I was reading into the basics of welding power supply (because I have taken up TIG welding) and inductive heating (because it is part of a number of applications in metal fabrication), and I noticed that the two seem to share basic concepts also found in radio circuitry, namely the idea that you adjust the frequency of an AC signal.
To my newbie eye, it seems like an inductive heater is a high power radio sans the information encoding and with a coil where the antenna was, and the welding machine seems to replace the coil with an arc, but I might well be off track there.
Now, I only have a very rudimentary understanding of electronics, yet. I have worked with sensors that measured electricity for a couple of years, so I have a basic understanding of AC power, and I have heard of inductive and capacitive loads.

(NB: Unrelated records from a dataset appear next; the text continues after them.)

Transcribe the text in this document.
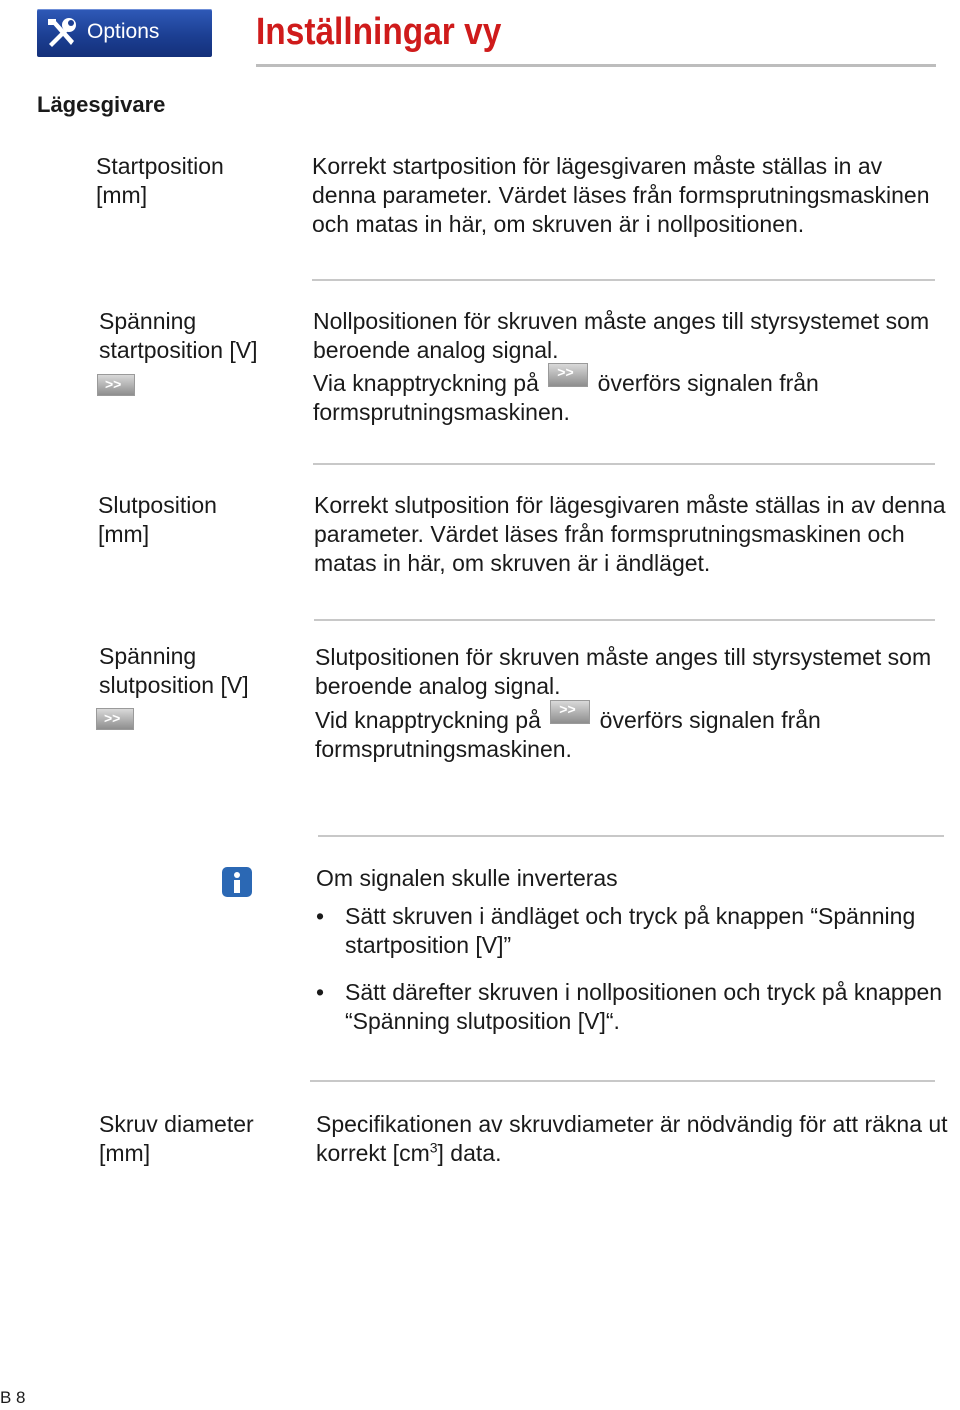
Options	Inställningar vy
Lägesgivare
Startposition [mm]
Korrekt startposition för lägesgivaren måste ställas in av denna parameter. Värdet läses från formsprutningsmaskinen och matas in här, om skruven är i nollpositionen.
Spänning startposition [V]
>>
Nollpositionen för skruven måste anges till styrsystemet som beroende analog signal.
Via knapptryckning på >> överförs signalen från formsprutningsmaskinen.
Slutposition [mm]
Korrekt slutposition för lägesgivaren måste ställas in av denna parameter. Värdet läses från formsprutningsmaskinen och matas in här, om skruven är i ändläget.
Spänning slutposition [V]
>>
Slutpositionen för skruven måste anges till styrsystemet som beroende analog signal.
Vid knapptryckning på >> överförs signalen från formsprutningsmaskinen.
Om signalen skulle inverteras
• Sätt skruven i ändläget och tryck på knappen “Spänning startposition [V]”
• Sätt därefter skruven i nollpositionen och tryck på knappen “Spänning slutposition [V]“.
Skruv diameter [mm]
Specifikationen av skruvdiameter är nödvändig för att räkna ut korrekt $[cm^3]$ data.
B 8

If I were to draw a block diagram (with functional groups instead of the actual circuitry), what would be common elements in the three types of devices? It seems I usually have a rectifier followed by an inverter, to change grid AC to "my-frequency" AC. Then there seems to be something called a "resonant tank circuit", and I have read the Wikipedia page, but I am not exactly sure if I have really understood it already.
My immediate goal here is to have a map for learning more about these topics, i. e. I would like to understand the larger building blocks of those devices first, gain some vocabulary that I can use for further study, and then work my way down to how the details work. Pointers to learning resources are appreciated.